As far as other standards regulating grows, Conlon would just as soon see Arcata set them far stricter than the county guidelines, which allow for 100 square feet of growing space and three pounds processed marijuana. He’d rather see the city use the state’s minimum: six mature plants and eight ounces of processed pot.

“That would be for residential zones,” Conlon said. “We’re saying you could go crazy in the commercial areas ... Nobody’s going to be building a new sawmill, and the Hershey Bar and Toyota factories never appeared, so we’re looking at other uses. Why not a medical office?”

It may be worth noting that Conlon’s interest in this issue may extend beyond his employment by the city. As he intimated during a break at one of the council meetings last month, his home in the Arcata hills is between two grow houses.

For the most part, Arcata Police Chief Randy Mendoza has been quiet when it comes to medical marijuana. But he does have his own opinions on where he’d like to see things go.

“I hope the city will come up with an equitable plan that will restrict the location of large grows to specific areas, that they are limited to the central business district where they belong,” he said.

Having lived in Arcata for almost 30 years, Mendoza says he knows people from “all over the political spectrum. Friends who describe themselves as progressive used to tell me ‘Marijuana is a victimless crime, leave it alone.’ Now they’re saying, ‘You’ve gotta do something.’ I see the political consensus changing here.”

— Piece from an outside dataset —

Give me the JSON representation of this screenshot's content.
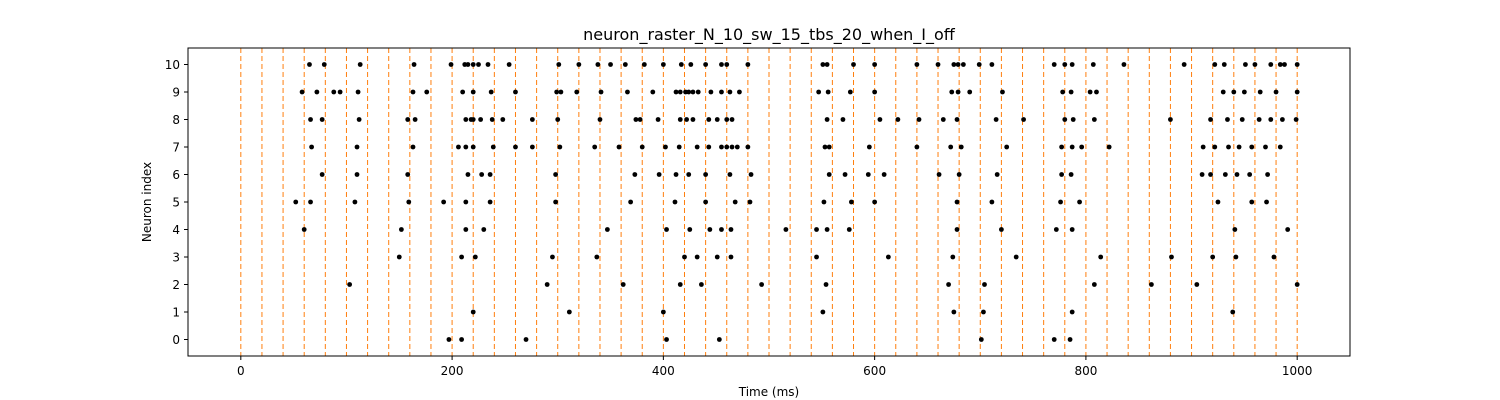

Vice Mayor Mark Wheetley has been studying the issue, looking primarily at the public safety angles. As to residential grows, he definitely favors standards that discourage conversion of entire houses for production.

“We should begin looking at smart ways to create environmentally-friendly energy-efficient operations,” he said. “I wouldn’t be opposed to taking a look at doing some pilot projects, seeing if we could use warehouses or some of the storage facilities, retrofit them with solar and smart irrigation systems, high level of security, energy efficient lighting.”

 

There wasn’t much talk of the financial impact of the business of producing and selling marijuana at the city’s Oct. 17 council meeting. An exception was a somewhat disjointed speech by Steve Gasparas, owner of the city’s fourth marijuana dispensary, the Arcata iCenter.

Clad casually in a hooded jacket and ball cap, he addressed the council after President Richmond and Vincent Feliz and disputed their suggestion that Humboldt County’s association with marijuana is a negative thing. On the contrary, he sees weed as a boon to the local economy, something that should be encouraged.

The dispensary operator figures without it, “this town would be half of what it is. Eureka wouldn’t be what it is. It just brings in so much money.” In his mind the pot trade is what “makes this area survive. It would just be another community along the coast if we didn’t have it going as well as we do. Arcata embraces it and that’s why it’s doing so well.”

It’s not likely you’ll find everyone in the business community signing on to that way of thinking, but there’s no denying that there’s a seed of truth in what he says. Like it or not 215 is here to stay, and so is the money that comes with it.